The Bismarck Mausoleum is the mausoleum of Prince Otto von Bismarck and his wife Johanna von Puttkamer. It is on the Schneckenberg hill just outside Friedrichsruh in northern Germany. Bismarck was the first Chancellor of Germany (1871–1890). The chapel is now a protected monument.
In the upper part of the chapel is the grave of Otto von Bismarck. The epitaph is in his own words: "A faithful German servant of Emperor Wilhelm I." In the lower part, which is not accessible to the public, is the place of the family grave of the Bismarcks. His son, Herbert von Bismarck, and grandson, Otto Christian Archibald von Bismarck, along with their wives, are laid to rest there. In the area around the chapel lies the grave of another grandson, Gottfried Graf von Bismarck-Schönhausen. The chapel and the site are still owned by the Bismarck family, but can be visited and rented for private tours.

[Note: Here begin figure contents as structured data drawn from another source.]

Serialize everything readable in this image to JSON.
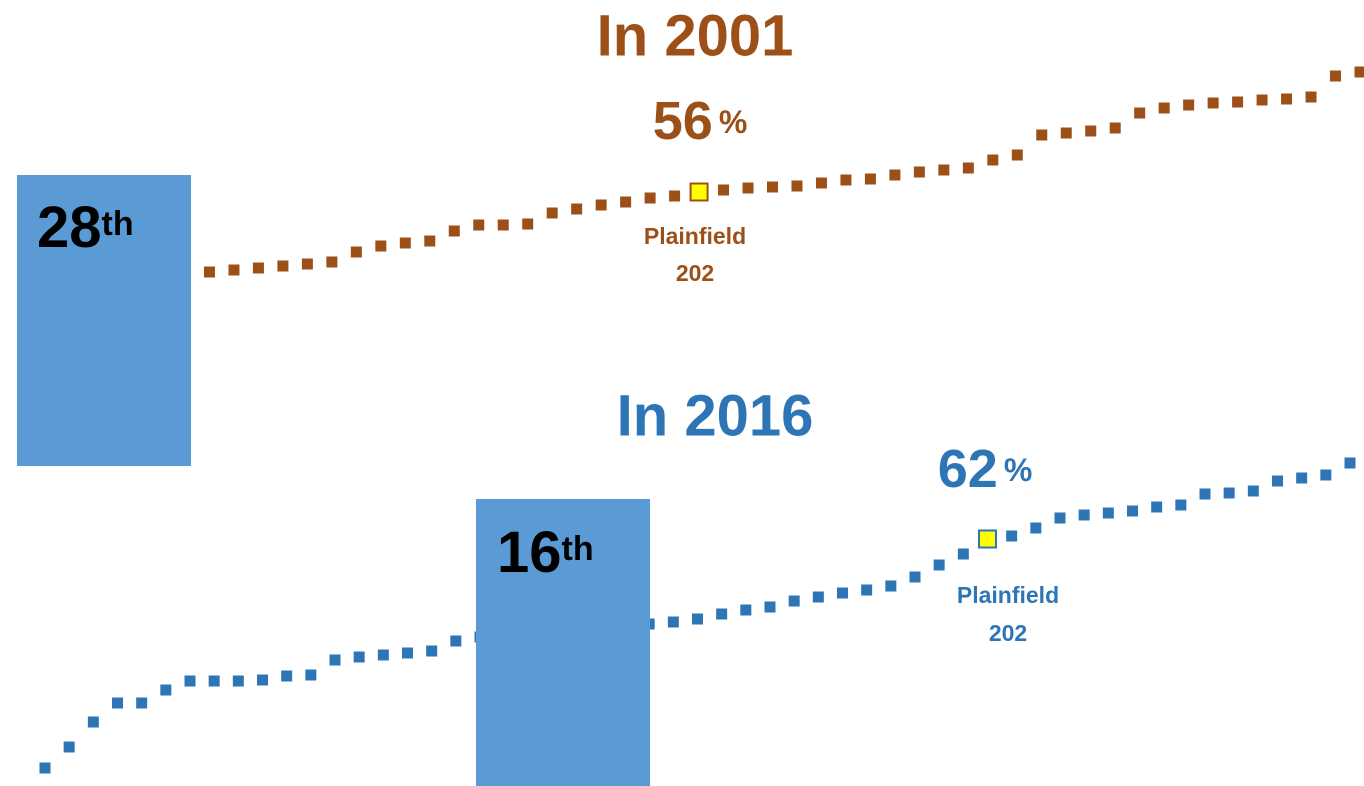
{
  "chart_data": [
    {
      "type": "line",
      "title": "In 2001",
      "color": "#9c5018",
      "ylim": [
        35.2,
        75.2
      ],
      "values": [
        46.9,
        48.0,
        48.2,
        48.4,
        48.6,
        48.8,
        49.0,
        50.0,
        50.6,
        50.9,
        51.1,
        52.1,
        52.7,
        52.7,
        52.8,
        53.9,
        54.3,
        54.7,
        55.0,
        55.4,
        55.6,
        56,
        56.2,
        56.4,
        56.5,
        56.6,
        56.9,
        57.2,
        57.3,
        57.7,
        58.0,
        58.2,
        58.4,
        59.2,
        59.7,
        61.7,
        61.9,
        62.1,
        62.4,
        63.9,
        64.4,
        64.7,
        64.9,
        65.0,
        65.2,
        65.3,
        65.5,
        67.6,
        68.0
      ],
      "annotation": {
        "value_text": "56",
        "unit": "%",
        "name": "Plainfield",
        "id": "202"
      },
      "rank": "28",
      "rank_suffix": "th"
    },
    {
      "type": "line",
      "title": "In 2016",
      "color": "#2e75b6",
      "ylim": [
        37.3,
        77.3
      ],
      "values": [
        39.1,
        41.2,
        43.7,
        45.6,
        45.6,
        46.9,
        47.8,
        47.8,
        47.8,
        47.9,
        48.3,
        48.4,
        49.9,
        50.2,
        50.4,
        50.6,
        50.8,
        51.8,
        52.2,
        52.5,
        52.7,
        52.9,
        53.1,
        53.2,
        53.3,
        53.5,
        53.7,
        54.0,
        54.5,
        54.9,
        55.2,
        55.8,
        56.2,
        56.6,
        56.9,
        57.3,
        58.2,
        59.4,
        60.5,
        62,
        62.3,
        63.1,
        64.1,
        64.4,
        64.6,
        64.8,
        65.2,
        65.4,
        66.5,
        66.6,
        66.8,
        67.8,
        68.1,
        68.4,
        69.6
      ],
      "annotation": {
        "value_text": "62",
        "unit": "%",
        "name": "Plainfield",
        "id": "202"
      },
      "rank": "16",
      "rank_suffix": "th"
    }
  ]
}
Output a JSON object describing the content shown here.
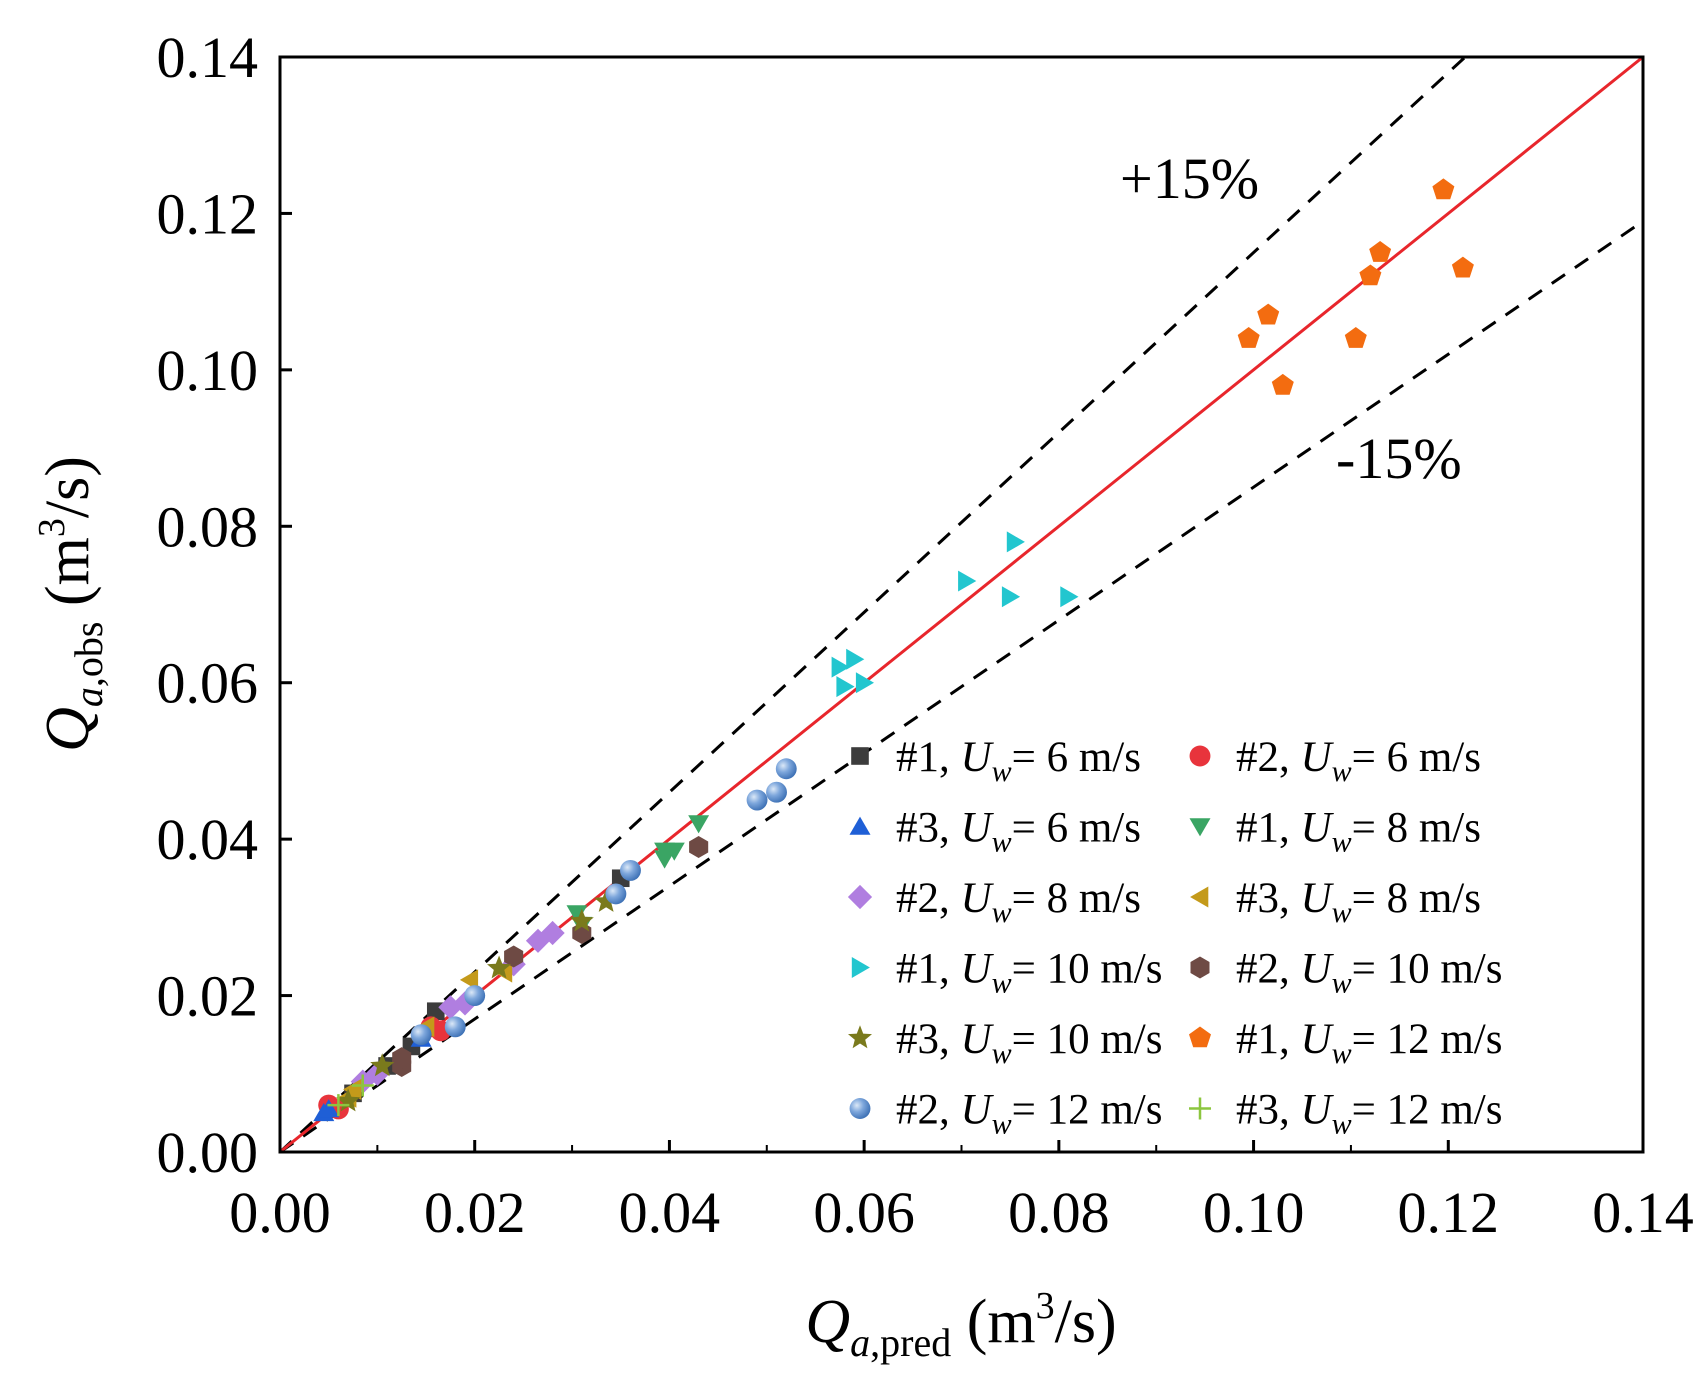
{
  "chart_data": {
    "type": "scatter",
    "xlabel": {
      "main": "Q",
      "sub": "a,pred",
      "unit_pre": " (m",
      "sup": "3",
      "unit_post": "/s)"
    },
    "ylabel": {
      "main": "Q",
      "sub": "a,obs",
      "unit_pre": " (m",
      "sup": "3",
      "unit_post": "/s)"
    },
    "xlim": [
      0,
      0.14
    ],
    "ylim": [
      0,
      0.14
    ],
    "x_ticks": [
      "0.00",
      "0.02",
      "0.04",
      "0.06",
      "0.08",
      "0.10",
      "0.12",
      "0.14"
    ],
    "y_ticks": [
      "0.00",
      "0.02",
      "0.04",
      "0.06",
      "0.08",
      "0.10",
      "0.12",
      "0.14"
    ],
    "reference_lines": [
      {
        "name": "1:1",
        "slope": 1.0,
        "color": "#e8262c",
        "style": "solid"
      },
      {
        "name": "+15%",
        "slope": 1.15,
        "color": "#000000",
        "style": "dashed"
      },
      {
        "name": "-15%",
        "slope": 0.85,
        "color": "#000000",
        "style": "dashed"
      }
    ],
    "annotations": {
      "plus": "+15%",
      "minus": "-15%"
    },
    "legend_position": "bottom-right",
    "series": [
      {
        "id": "1-6",
        "label_pre": "#1, ",
        "label_u": "U",
        "label_sub": "w",
        "label_post": "= 6 m/s",
        "marker": "square",
        "color": "#3c3c3c",
        "points": [
          [
            0.0055,
            0.0055
          ],
          [
            0.0075,
            0.0075
          ],
          [
            0.011,
            0.011
          ],
          [
            0.0135,
            0.0135
          ],
          [
            0.016,
            0.018
          ],
          [
            0.035,
            0.035
          ]
        ]
      },
      {
        "id": "2-6",
        "label_pre": "#2, ",
        "label_u": "U",
        "label_sub": "w",
        "label_post": "= 6 m/s",
        "marker": "circle",
        "color": "#e8343c",
        "points": [
          [
            0.005,
            0.006
          ],
          [
            0.006,
            0.0055
          ],
          [
            0.0155,
            0.016
          ],
          [
            0.0165,
            0.0155
          ]
        ]
      },
      {
        "id": "3-6",
        "label_pre": "#3, ",
        "label_u": "U",
        "label_sub": "w",
        "label_post": "= 6 m/s",
        "marker": "triangle",
        "color": "#1f5fd6",
        "points": [
          [
            0.0045,
            0.005
          ],
          [
            0.005,
            0.0055
          ],
          [
            0.0145,
            0.0145
          ]
        ]
      },
      {
        "id": "1-8",
        "label_pre": "#1, ",
        "label_u": "U",
        "label_sub": "w",
        "label_post": "= 8 m/s",
        "marker": "tri-down",
        "color": "#3aa564",
        "points": [
          [
            0.0305,
            0.0305
          ],
          [
            0.031,
            0.029
          ],
          [
            0.0395,
            0.0375
          ],
          [
            0.0405,
            0.0385
          ],
          [
            0.0395,
            0.0385
          ],
          [
            0.043,
            0.042
          ]
        ]
      },
      {
        "id": "2-8",
        "label_pre": "#2, ",
        "label_u": "U",
        "label_sub": "w",
        "label_post": "= 8 m/s",
        "marker": "diamond",
        "color": "#b07ee0",
        "points": [
          [
            0.0085,
            0.009
          ],
          [
            0.01,
            0.01
          ],
          [
            0.0175,
            0.0185
          ],
          [
            0.019,
            0.019
          ],
          [
            0.024,
            0.024
          ],
          [
            0.0265,
            0.027
          ],
          [
            0.028,
            0.028
          ]
        ]
      },
      {
        "id": "3-8",
        "label_pre": "#3, ",
        "label_u": "U",
        "label_sub": "w",
        "label_post": "= 8 m/s",
        "marker": "tri-left",
        "color": "#c49a1a",
        "points": [
          [
            0.007,
            0.007
          ],
          [
            0.0075,
            0.008
          ],
          [
            0.015,
            0.016
          ],
          [
            0.0195,
            0.022
          ],
          [
            0.023,
            0.023
          ]
        ]
      },
      {
        "id": "1-10",
        "label_pre": "#1, ",
        "label_u": "U",
        "label_sub": "w",
        "label_post": "= 10 m/s",
        "marker": "tri-right",
        "color": "#22c6cf",
        "points": [
          [
            0.0575,
            0.062
          ],
          [
            0.059,
            0.063
          ],
          [
            0.058,
            0.0595
          ],
          [
            0.06,
            0.06
          ],
          [
            0.0705,
            0.073
          ],
          [
            0.0755,
            0.078
          ],
          [
            0.075,
            0.071
          ],
          [
            0.081,
            0.071
          ]
        ]
      },
      {
        "id": "2-10",
        "label_pre": "#2, ",
        "label_u": "U",
        "label_sub": "w",
        "label_post": "= 10 m/s",
        "marker": "hexagon",
        "color": "#6e4a44",
        "points": [
          [
            0.0125,
            0.011
          ],
          [
            0.0125,
            0.012
          ],
          [
            0.024,
            0.025
          ],
          [
            0.031,
            0.028
          ],
          [
            0.043,
            0.039
          ]
        ]
      },
      {
        "id": "3-10",
        "label_pre": "#3, ",
        "label_u": "U",
        "label_sub": "w",
        "label_post": "= 10 m/s",
        "marker": "star",
        "color": "#7a7a1c",
        "points": [
          [
            0.007,
            0.0065
          ],
          [
            0.0105,
            0.011
          ],
          [
            0.0225,
            0.0235
          ],
          [
            0.031,
            0.0295
          ],
          [
            0.0335,
            0.032
          ]
        ]
      },
      {
        "id": "1-12",
        "label_pre": "#1, ",
        "label_u": "U",
        "label_sub": "w",
        "label_post": "= 12 m/s",
        "marker": "pentagon",
        "color": "#f36c10",
        "points": [
          [
            0.0995,
            0.104
          ],
          [
            0.1015,
            0.107
          ],
          [
            0.103,
            0.098
          ],
          [
            0.1105,
            0.104
          ],
          [
            0.112,
            0.112
          ],
          [
            0.113,
            0.115
          ],
          [
            0.1195,
            0.123
          ],
          [
            0.1215,
            0.113
          ]
        ]
      },
      {
        "id": "2-12",
        "label_pre": "#2, ",
        "label_u": "U",
        "label_sub": "w",
        "label_post": "= 12 m/s",
        "marker": "sphere",
        "color": "#6e9cd6",
        "points": [
          [
            0.0145,
            0.015
          ],
          [
            0.018,
            0.016
          ],
          [
            0.02,
            0.02
          ],
          [
            0.0345,
            0.033
          ],
          [
            0.036,
            0.036
          ],
          [
            0.049,
            0.045
          ],
          [
            0.051,
            0.046
          ],
          [
            0.052,
            0.049
          ]
        ]
      },
      {
        "id": "3-12",
        "label_pre": "#3, ",
        "label_u": "U",
        "label_sub": "w",
        "label_post": "= 12 m/s",
        "marker": "plus",
        "color": "#8cc63f",
        "points": [
          [
            0.006,
            0.006
          ],
          [
            0.0085,
            0.0085
          ]
        ]
      }
    ]
  }
}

Under the Gastein Convention negotiated by Bismarck in 1865, Prussia obtained the Duchy of Saxe-Lauenburg from the Austrian Empire. When Prussia established the German Empire in 1871, Bismarck was awarded the Saxony Forest as an endowment by Emperor Wilhelm I. Bismarck built his retirement home there, next to the Berlin–Hamburg Railway. He chose the site so that when he died he could be carried in state from his manor house down the railway to the mausoleum. Initially, Wilhelm II considered entombing Bismarck in the royal crypt of Berlin Cathedral. The poet Theodor Fontane argued in favor of this, with his poem "Wo Bismarck liegen soll" ("Where Bismarck should lie"), which appeared in the newspaper on 3 August 1898, four days after Bismarck's death.
Half a year after his death, on 16 March 1899 the coffins of Otto von Bismarck and his wife, who had previously been buried in Warcino since 1894, were taken into the chapel in a solemn funeral in two marble sarcophagi. This date was chosen because it was the eleventh anniversary of the funeral of Kaiser Wilhelm I. The funeral was attended by Wilhelm II, with his wife and a large entourage.